After all, a happy freelancer is a happy employer.

 

The legal side of things

Under the Safety, Health and Welfare at Work Act 2005 in Ireland, employers had a duty to ensure the safety, health and welfare at work of all their employees, be that an employment relationship of a fixed or temporary duration. Safety in this regard covers their physical and psychological safety. 

If the legislation is to be applied to freelancers and contractors, then employers should cater for them in their provisions for health and safety. For example, the Health and Safety Authority recommends organisations create a Home Working Policy. Employers need to ensure that the home working environment is appropriate with regards to equipment, ergonomics, light, and so on. They also recommend establishing training around taking breaks. All of this should be applied to contractors and freelancers.

 

It’s a two way street

Of course with employer obligations come reciprocal responsibilities from the freelancer or contractor. The freelancer is obliged to observe the health and safety rules that apply to employees of the company. On the softer side, freelancers should consider responding positively to efforts made by the organisation to include them in company updates or other initiatives. Good relationships are a two way street.

 

Self care for freelancers

As much as the employer has responsibilities in relation to freelancers, freelancers can do a lot to provide for their own physical and mental health. Here are a few simple suggestions that freelancers can take on board. Maybe you’ve heard them all before but they are certainly worth repeating. 

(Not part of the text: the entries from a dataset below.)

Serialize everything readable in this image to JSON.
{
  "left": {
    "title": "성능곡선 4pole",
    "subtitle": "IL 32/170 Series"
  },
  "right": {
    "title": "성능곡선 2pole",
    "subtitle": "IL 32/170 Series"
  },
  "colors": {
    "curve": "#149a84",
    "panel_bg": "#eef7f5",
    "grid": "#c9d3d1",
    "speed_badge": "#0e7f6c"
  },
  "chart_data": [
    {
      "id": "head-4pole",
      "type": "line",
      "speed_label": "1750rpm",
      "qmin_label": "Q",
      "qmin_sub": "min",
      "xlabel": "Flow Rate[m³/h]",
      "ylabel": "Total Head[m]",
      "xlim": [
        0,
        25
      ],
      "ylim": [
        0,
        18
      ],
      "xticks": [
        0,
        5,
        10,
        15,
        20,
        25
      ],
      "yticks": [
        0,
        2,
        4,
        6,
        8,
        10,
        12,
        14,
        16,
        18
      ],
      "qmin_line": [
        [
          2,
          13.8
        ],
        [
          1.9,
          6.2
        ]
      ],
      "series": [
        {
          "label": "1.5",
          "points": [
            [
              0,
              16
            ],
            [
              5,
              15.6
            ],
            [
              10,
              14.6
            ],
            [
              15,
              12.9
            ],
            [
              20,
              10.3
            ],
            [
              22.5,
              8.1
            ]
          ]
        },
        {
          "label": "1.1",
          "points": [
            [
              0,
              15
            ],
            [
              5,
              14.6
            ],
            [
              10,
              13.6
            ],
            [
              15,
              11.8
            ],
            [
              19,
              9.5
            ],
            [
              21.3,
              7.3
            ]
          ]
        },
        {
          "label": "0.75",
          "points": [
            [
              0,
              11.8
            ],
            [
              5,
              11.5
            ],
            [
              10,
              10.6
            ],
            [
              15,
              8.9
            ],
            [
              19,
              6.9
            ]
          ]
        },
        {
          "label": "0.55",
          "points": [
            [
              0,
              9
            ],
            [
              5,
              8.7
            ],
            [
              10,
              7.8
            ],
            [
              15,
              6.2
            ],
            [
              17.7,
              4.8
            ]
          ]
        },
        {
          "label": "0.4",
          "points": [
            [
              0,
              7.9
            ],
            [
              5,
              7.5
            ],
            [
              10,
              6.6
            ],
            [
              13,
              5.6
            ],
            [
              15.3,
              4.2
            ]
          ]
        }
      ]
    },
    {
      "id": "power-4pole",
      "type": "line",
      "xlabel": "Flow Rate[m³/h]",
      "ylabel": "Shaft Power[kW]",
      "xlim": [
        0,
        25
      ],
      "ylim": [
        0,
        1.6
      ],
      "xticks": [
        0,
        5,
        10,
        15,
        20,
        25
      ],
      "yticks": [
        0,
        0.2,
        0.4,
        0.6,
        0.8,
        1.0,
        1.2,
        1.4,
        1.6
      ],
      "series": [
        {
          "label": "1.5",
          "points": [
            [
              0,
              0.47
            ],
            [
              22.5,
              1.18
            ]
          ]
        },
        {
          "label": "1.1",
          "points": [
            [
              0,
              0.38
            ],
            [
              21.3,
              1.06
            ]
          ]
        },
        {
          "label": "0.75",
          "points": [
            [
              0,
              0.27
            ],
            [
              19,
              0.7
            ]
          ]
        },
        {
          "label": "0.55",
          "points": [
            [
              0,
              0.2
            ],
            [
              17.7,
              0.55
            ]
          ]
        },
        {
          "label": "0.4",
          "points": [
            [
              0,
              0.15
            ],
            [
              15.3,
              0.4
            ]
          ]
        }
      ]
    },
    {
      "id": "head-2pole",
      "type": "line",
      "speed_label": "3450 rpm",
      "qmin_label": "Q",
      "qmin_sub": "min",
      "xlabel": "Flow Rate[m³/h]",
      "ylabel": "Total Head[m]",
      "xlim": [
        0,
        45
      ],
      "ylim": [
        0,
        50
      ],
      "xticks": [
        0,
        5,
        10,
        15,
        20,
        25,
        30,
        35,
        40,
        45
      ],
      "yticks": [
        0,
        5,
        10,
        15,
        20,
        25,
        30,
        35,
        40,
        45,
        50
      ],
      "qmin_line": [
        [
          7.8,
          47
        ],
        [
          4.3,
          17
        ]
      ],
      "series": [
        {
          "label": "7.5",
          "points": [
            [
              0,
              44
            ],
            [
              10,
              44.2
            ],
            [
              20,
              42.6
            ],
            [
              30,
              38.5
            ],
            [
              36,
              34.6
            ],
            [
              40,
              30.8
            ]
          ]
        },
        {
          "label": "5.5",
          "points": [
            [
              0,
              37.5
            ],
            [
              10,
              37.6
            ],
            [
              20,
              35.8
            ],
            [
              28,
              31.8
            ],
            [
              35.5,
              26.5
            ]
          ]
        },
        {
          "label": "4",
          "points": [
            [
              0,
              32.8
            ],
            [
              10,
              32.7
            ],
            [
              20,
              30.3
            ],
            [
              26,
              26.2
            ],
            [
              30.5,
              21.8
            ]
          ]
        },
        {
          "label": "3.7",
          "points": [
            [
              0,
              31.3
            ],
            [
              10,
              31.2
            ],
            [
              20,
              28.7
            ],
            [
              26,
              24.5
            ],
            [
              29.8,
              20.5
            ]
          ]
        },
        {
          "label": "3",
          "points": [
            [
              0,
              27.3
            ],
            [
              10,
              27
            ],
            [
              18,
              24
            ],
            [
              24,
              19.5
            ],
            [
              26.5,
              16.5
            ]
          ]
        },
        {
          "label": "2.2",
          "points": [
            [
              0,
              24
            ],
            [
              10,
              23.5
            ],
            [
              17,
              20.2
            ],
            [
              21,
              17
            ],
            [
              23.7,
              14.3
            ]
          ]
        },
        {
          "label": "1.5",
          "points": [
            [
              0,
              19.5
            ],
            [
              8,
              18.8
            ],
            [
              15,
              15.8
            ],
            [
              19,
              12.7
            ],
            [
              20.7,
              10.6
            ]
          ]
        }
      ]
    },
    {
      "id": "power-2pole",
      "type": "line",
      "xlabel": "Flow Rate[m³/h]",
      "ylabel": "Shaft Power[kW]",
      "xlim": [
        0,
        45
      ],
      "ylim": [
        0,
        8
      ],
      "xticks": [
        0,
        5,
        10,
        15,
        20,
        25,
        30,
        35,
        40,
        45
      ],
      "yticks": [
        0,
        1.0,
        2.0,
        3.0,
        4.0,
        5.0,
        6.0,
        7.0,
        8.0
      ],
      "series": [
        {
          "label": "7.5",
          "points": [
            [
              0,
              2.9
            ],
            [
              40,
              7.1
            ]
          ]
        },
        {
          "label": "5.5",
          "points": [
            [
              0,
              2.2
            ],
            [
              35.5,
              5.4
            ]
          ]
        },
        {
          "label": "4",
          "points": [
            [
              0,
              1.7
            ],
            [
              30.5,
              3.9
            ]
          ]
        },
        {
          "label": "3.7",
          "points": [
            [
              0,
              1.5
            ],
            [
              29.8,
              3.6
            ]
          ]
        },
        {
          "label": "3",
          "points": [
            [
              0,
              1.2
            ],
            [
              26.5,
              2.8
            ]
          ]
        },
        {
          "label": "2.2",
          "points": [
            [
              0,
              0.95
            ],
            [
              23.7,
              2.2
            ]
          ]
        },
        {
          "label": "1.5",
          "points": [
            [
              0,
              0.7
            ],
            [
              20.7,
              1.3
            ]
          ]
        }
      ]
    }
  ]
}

  • Organize your day according to how you perform best 
  • Set boundaries between work time and home time. This is especially important when working from home where this boundary is more blurry without a commute to define the day.
  • Take several short breaks that give you time to clear your head. 
  • Make sure you’re only contact with people is not via email. Make a phone call to someone you love.
  • Try to schedule a day without online meetings. Get off the computer screen. Walk to the shops and get some fresh air.
  • Be kind to yourself. 

Taking care of the indispensable expertise and flexibility that freelancers bring can only be a good thing for an organisation. A good relationship means that a freelancer will can to work with you again and will go the extra mile to make you project their priority.